We Need To Work Double-Time

December 04, 2022

We were recently told by our developmental pediatrician that we have to work double-time in helping Miguel meet his developmental milestones.

I realized lately that I haven’t recently shared much about our autism journey here. Truth is, there isn’t really much to share except that we were just continuing with Miguel’s Learners with Special Needs (LSEN) class.

Miguel's Happy Helper Award from his LSEN class

We Need To Work Double-Time

We are now in his second semester, and I must say that it’s been advantageous to Miguel in developing his social skills as well as his ability to wait. I would’ve wanted Miguel to develop his academic skills at a faster pace, but let’s face it. We really can’t dictate how a child should develop, let alone a special needs child.

Aside from Miguel’s LSEN, he is still doing his regular weekly occupational therapy (OT) sessions. We’re also observing the benefits of OT as Miguel has become more responsive and communicative lately. He is still non-verbal but he can engage with us through gestures and some eye contact.
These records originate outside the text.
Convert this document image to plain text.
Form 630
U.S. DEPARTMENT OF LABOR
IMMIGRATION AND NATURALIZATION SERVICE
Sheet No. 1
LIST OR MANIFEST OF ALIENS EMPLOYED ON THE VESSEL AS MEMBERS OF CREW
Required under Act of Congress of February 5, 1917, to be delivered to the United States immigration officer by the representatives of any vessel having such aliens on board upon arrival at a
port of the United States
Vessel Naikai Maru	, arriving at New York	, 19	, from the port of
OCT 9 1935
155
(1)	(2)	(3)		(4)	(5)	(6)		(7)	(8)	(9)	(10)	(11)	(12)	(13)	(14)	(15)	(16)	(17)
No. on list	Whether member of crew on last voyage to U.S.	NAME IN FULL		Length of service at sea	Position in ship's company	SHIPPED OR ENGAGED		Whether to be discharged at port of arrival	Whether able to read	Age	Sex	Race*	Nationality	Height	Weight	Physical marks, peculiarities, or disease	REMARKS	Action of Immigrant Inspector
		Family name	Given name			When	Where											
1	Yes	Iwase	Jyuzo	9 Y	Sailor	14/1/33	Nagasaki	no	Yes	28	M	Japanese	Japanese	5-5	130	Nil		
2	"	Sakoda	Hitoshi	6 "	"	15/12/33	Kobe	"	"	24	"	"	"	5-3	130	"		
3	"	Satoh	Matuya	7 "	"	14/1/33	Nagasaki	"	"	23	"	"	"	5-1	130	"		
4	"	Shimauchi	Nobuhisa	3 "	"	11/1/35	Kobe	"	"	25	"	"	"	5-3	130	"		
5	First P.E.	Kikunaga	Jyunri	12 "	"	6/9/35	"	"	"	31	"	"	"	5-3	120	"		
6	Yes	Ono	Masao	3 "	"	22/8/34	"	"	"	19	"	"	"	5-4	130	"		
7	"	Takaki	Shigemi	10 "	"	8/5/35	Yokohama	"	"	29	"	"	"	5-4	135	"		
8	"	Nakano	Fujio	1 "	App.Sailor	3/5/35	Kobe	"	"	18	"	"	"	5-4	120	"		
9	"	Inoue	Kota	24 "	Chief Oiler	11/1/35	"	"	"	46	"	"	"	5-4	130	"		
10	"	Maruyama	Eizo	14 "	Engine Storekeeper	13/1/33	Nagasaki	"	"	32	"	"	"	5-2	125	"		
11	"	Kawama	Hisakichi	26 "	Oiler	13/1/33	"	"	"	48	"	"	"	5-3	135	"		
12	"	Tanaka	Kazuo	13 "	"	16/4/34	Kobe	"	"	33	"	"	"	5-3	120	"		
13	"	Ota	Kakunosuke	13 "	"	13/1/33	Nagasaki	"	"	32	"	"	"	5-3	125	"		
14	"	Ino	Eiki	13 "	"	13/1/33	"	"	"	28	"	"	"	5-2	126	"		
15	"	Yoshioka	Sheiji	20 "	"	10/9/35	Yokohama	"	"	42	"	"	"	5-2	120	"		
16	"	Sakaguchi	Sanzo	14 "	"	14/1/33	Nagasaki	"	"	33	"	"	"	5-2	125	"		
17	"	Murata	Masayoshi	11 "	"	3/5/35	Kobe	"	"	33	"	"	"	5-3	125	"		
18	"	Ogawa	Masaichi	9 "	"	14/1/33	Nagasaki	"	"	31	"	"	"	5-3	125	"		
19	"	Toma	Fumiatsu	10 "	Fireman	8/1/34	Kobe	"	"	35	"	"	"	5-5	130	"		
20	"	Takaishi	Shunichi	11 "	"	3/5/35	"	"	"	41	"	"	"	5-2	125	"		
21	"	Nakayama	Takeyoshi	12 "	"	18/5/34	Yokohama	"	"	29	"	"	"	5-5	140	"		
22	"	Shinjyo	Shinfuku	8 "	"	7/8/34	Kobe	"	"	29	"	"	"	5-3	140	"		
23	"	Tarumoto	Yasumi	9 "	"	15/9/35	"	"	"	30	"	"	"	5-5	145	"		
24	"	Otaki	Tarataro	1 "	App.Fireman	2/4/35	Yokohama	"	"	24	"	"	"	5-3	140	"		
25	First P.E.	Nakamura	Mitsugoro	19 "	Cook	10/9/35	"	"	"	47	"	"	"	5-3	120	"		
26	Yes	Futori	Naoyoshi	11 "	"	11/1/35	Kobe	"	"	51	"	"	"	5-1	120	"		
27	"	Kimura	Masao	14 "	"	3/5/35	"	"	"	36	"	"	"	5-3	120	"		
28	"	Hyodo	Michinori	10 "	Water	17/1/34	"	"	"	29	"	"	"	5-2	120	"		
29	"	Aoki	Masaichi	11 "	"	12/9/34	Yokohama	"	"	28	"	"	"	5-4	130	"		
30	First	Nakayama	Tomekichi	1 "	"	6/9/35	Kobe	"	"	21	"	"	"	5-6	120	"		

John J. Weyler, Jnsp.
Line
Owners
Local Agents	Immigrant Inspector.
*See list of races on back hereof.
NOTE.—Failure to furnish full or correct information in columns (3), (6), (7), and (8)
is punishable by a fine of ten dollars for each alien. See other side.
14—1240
On another note, we went back to Miguel’s developmental pediatrician about a month ago. We skipped developmental assessment for a year since Miguel has not had formal OT for about six months. We deemed it best to return to the developmental pediatrician after six months of LSEN and OT sessions.

As we had expected, Miguel still has not yet caught up with regard to his developmental milestones. In fact, his developmental quotient or his age versus the number of milestones has significantly gone down. Nonetheless, Miguel is still within the mildly autistic spectrum.

I guess, as a way of encouraging us, Miguel’s developmental pediatrician told us that the pandemic has adversely affected the development of children, regardless if they were neurotypical or neurodiverse. However, since Miguel is already almost five years old, we were told by the doctor to work double time in terms of the interventions that we were doing.

That meant continuing with his LSEN and OT sessions but we would have to split his 2-hour OT into two one-hour sessions each week. The developmental pediatrician told us that two hours of OT might be too exhausting for Miguel, and as such, he might not be able to effectively retain information.

Additionally, we would also add a special one-on-one class for Miguel to give him more focused academic sessions. Lastly, we got the go-signal to proceed with speech therapy, but this is one area that we are a bit challenged. Apparently, there is a shortage of speech pathologists in therapy centers so we are still waiting for a slot to open in Miguel’s school.

As you can see, the things that we have to do are quite a handful. Miguel’s schedule is full and we even have Saturday morning classes. That’s not to mention the lessons and skills that we have to reinforce at home.

In the end, though, I know all the hard work will be worth it. The journey may be challenging but that’s where the adventure lies.